Впоследствии Бритвин вспоминал эту операцию, как одну из лучших в своей жизни. Он оперировал не просто хорошо, но вдохновенно, с уверенностью чувствуя безошибочность каждого своего решения и действия. Казалось, что все его врачебное прошлое, весь опыт, с трудностями, сомнениями, мучительными неудачами, работал теперь на него. Это было как праздник, как награда.

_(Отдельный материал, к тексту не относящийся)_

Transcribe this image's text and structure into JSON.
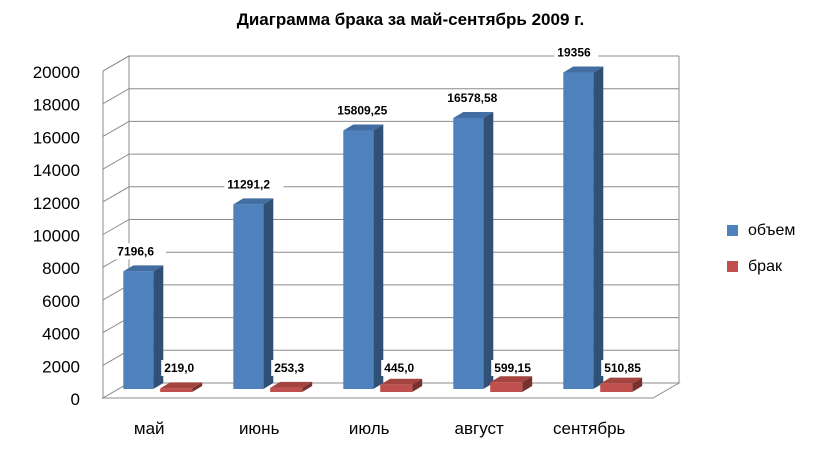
{
  "chart_data": {
    "type": "bar",
    "title": "Диаграмма брака за май-сентябрь 2009 г.",
    "categories": [
      "май",
      "июнь",
      "июль",
      "август",
      "сентябрь"
    ],
    "series": [
      {
        "name": "объем",
        "color": "#4f81bd",
        "values": [
          7196.6,
          11291.2,
          15809.25,
          16578.58,
          19356
        ],
        "labels": [
          "7196,6",
          "11291,2",
          "15809,25",
          "16578,58",
          "19356"
        ]
      },
      {
        "name": "брак",
        "color": "#c0504d",
        "values": [
          219.0,
          253.3,
          445.0,
          599.15,
          510.85
        ],
        "labels": [
          "219,0",
          "253,3",
          "445,0",
          "599,15",
          "510,85"
        ]
      }
    ],
    "yticks": [
      "0",
      "2000",
      "4000",
      "6000",
      "8000",
      "10000",
      "12000",
      "14000",
      "16000",
      "18000",
      "20000"
    ],
    "ylim": [
      0,
      20000
    ],
    "grid": true,
    "legend_position": "right",
    "style": "3d-column"
  }
}
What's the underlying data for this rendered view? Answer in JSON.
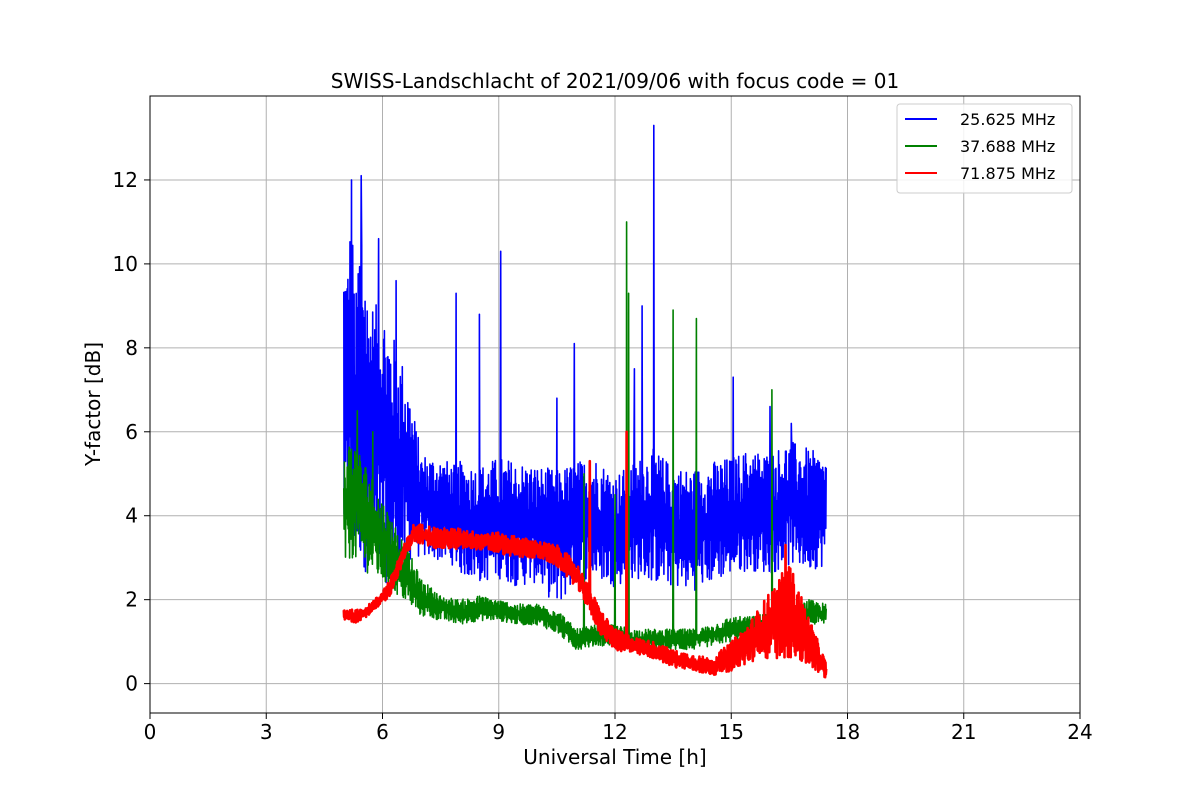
{
  "chart_data": {
    "type": "line",
    "title": "SWISS-Landschlacht of 2021/09/06 with focus code = 01",
    "xlabel": "Universal Time [h]",
    "ylabel": "Y-factor [dB]",
    "xlim": [
      0,
      24
    ],
    "ylim": [
      -0.7,
      14.0
    ],
    "xticks": [
      0,
      3,
      6,
      9,
      12,
      15,
      18,
      21,
      24
    ],
    "yticks": [
      0,
      2,
      4,
      6,
      8,
      10,
      12
    ],
    "grid": true,
    "legend_position": "top-right",
    "series": [
      {
        "name": "25.625 MHz",
        "color": "#0000ff",
        "x": [
          5.0,
          5.1,
          5.2,
          5.3,
          5.45,
          5.6,
          5.8,
          6.0,
          6.2,
          6.4,
          6.6,
          6.8,
          7.0,
          7.5,
          7.9,
          8.0,
          8.5,
          9.0,
          9.5,
          10.0,
          10.5,
          11.0,
          11.5,
          12.0,
          12.5,
          13.0,
          13.5,
          14.0,
          14.5,
          15.0,
          15.5,
          16.0,
          16.5,
          17.0,
          17.45
        ],
        "low": [
          3.0,
          3.2,
          3.1,
          3.0,
          2.8,
          2.6,
          2.5,
          2.3,
          2.5,
          2.6,
          2.8,
          3.0,
          3.0,
          2.9,
          2.8,
          2.6,
          2.4,
          2.5,
          2.3,
          2.4,
          1.8,
          2.4,
          2.5,
          2.3,
          2.5,
          2.4,
          2.3,
          2.2,
          2.4,
          2.6,
          2.7,
          2.6,
          2.8,
          2.7,
          2.8
        ],
        "high": [
          10.5,
          10.2,
          11.5,
          9.0,
          11.8,
          9.5,
          9.0,
          9.2,
          8.5,
          8.0,
          7.5,
          6.5,
          5.5,
          5.4,
          5.2,
          5.3,
          5.2,
          5.4,
          5.3,
          5.2,
          5.1,
          5.3,
          5.4,
          5.0,
          5.3,
          5.6,
          5.2,
          5.1,
          5.3,
          5.4,
          5.6,
          5.5,
          5.8,
          5.6,
          5.4
        ],
        "spikes": [
          [
            5.45,
            12.1
          ],
          [
            5.2,
            12.0
          ],
          [
            5.9,
            10.6
          ],
          [
            6.35,
            9.6
          ],
          [
            7.9,
            9.3
          ],
          [
            8.5,
            8.8
          ],
          [
            9.05,
            10.3
          ],
          [
            10.5,
            6.8
          ],
          [
            10.95,
            8.1
          ],
          [
            12.5,
            7.5
          ],
          [
            12.7,
            9.0
          ],
          [
            13.0,
            13.3
          ],
          [
            15.05,
            7.3
          ],
          [
            16.0,
            6.6
          ],
          [
            16.55,
            6.2
          ]
        ]
      },
      {
        "name": "37.688 MHz",
        "color": "#008000",
        "x": [
          5.0,
          5.2,
          5.5,
          6.0,
          6.5,
          7.0,
          7.5,
          8.0,
          8.5,
          9.0,
          9.5,
          10.0,
          10.5,
          11.0,
          11.5,
          12.0,
          12.5,
          13.0,
          13.5,
          14.0,
          14.5,
          15.0,
          15.5,
          16.0,
          16.5,
          17.0,
          17.45
        ],
        "low": [
          2.6,
          3.0,
          2.7,
          2.4,
          2.0,
          1.6,
          1.5,
          1.4,
          1.5,
          1.5,
          1.4,
          1.4,
          1.2,
          0.8,
          0.9,
          0.9,
          0.8,
          0.8,
          0.8,
          0.8,
          0.9,
          1.0,
          1.1,
          1.1,
          1.2,
          1.4,
          1.4
        ],
        "high": [
          5.6,
          5.9,
          5.4,
          4.4,
          3.5,
          2.5,
          2.1,
          2.0,
          2.1,
          2.0,
          1.9,
          1.9,
          1.8,
          1.3,
          1.4,
          1.4,
          1.3,
          1.3,
          1.3,
          1.3,
          1.4,
          1.6,
          1.6,
          1.7,
          1.8,
          2.0,
          1.9
        ],
        "spikes": [
          [
            5.35,
            6.5
          ],
          [
            5.75,
            6.0
          ],
          [
            12.3,
            11.0
          ],
          [
            12.35,
            9.3
          ],
          [
            13.5,
            8.9
          ],
          [
            14.1,
            8.7
          ],
          [
            16.05,
            7.0
          ],
          [
            11.2,
            5.0
          ],
          [
            12.0,
            4.5
          ]
        ]
      },
      {
        "name": "71.875 MHz",
        "color": "#ff0000",
        "x": [
          5.0,
          5.3,
          5.6,
          5.9,
          6.2,
          6.5,
          6.8,
          7.0,
          7.5,
          8.0,
          8.5,
          9.0,
          9.5,
          10.0,
          10.5,
          11.0,
          11.3,
          11.6,
          12.0,
          12.5,
          13.0,
          13.5,
          14.0,
          14.5,
          15.0,
          15.5,
          16.0,
          16.5,
          17.0,
          17.45
        ],
        "low": [
          1.5,
          1.45,
          1.6,
          1.8,
          2.1,
          2.8,
          3.4,
          3.3,
          3.2,
          3.2,
          3.2,
          3.1,
          3.0,
          3.0,
          2.8,
          2.3,
          1.8,
          1.2,
          0.8,
          0.7,
          0.6,
          0.4,
          0.3,
          0.2,
          0.3,
          0.5,
          0.6,
          0.6,
          0.4,
          0.1
        ],
        "high": [
          1.8,
          1.75,
          1.85,
          2.1,
          2.5,
          3.2,
          3.8,
          3.8,
          3.7,
          3.7,
          3.6,
          3.6,
          3.5,
          3.4,
          3.3,
          2.9,
          2.4,
          1.8,
          1.3,
          1.1,
          1.0,
          0.8,
          0.7,
          0.6,
          1.0,
          1.5,
          2.2,
          2.9,
          1.6,
          0.5
        ],
        "spikes": [
          [
            11.35,
            5.3
          ],
          [
            12.3,
            6.0
          ],
          [
            16.4,
            3.3
          ]
        ]
      }
    ]
  }
}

Когда Бритвин вскрыл череп, увидел размеры гематомы и то, что лопнувший сосуд продолжает кровить, ему стала очевидна необходимость операции — без нее больной бы погиб или остался глубоким инвалидом. Он испытал огромное облегчение. Тяжкий груз неуверенности, подавленной тревоги был мгновенно снят с него, и он глубоко перевел дыхание. Теперь, как бы дело ни кончилось, не придется, по крайней мере, доказывать, что затеяно оно не зря. И вот тогда-то к нему и пришла та вдохновенная свобода, которая посещает хирургов всего, может быть, несколько раз в жизни. Он перестал осознавать себя, весь уйдя в работу, и это самозабвение было удивительно приятно, напоминая странный сон наяву. Операция продолжалась больше двух часов, но он не ощущал ни малейшей усталости и, казалось, мог бы работать как угодно долго.
Заканчивая операцию, он почему-то был совершенно уверен не только в качестве сделанного, но и в том, что и дальше с больным все будет хорошо. Наложив последний шов на кожу, он выпрямился, встретил блестящий над марлевой маской взгляд Смоковникова (тот не отходил от стола всю операцию) и вдруг подмигнул ему. Эта странность не удивила Смоковникова, и он улыбнулся в ответ радостно и одобрительно.
Переодеваясь в предоперационной, Бритвин чувствовал, что любит всех, кто бы ни попадался ему на глаза, — и операционную сестру, и возившуюся в углу санитарку, и Музыченко, который переодевался рядом. Он и раньше испытывал подобное чувство после сложных и удачных операций, но никогда еще с такой силой.
Музыченко, который ассистировал ему, был мрачен, и Бритвин вполне понимал причину этого. Все, в общем-то, знали, что Бритвин как хирург выше его на голову, но это никогда не проявлялось так явно и показательно. Впервые ответственнейшую операцию проводил Бритвин, а Музыченко выступал всего лишь в роли ассистента. Бритвин и не хотел этого, решив, что лучше кто-нибудь из его парней будет ему ассистировать, но Смоковников настоял.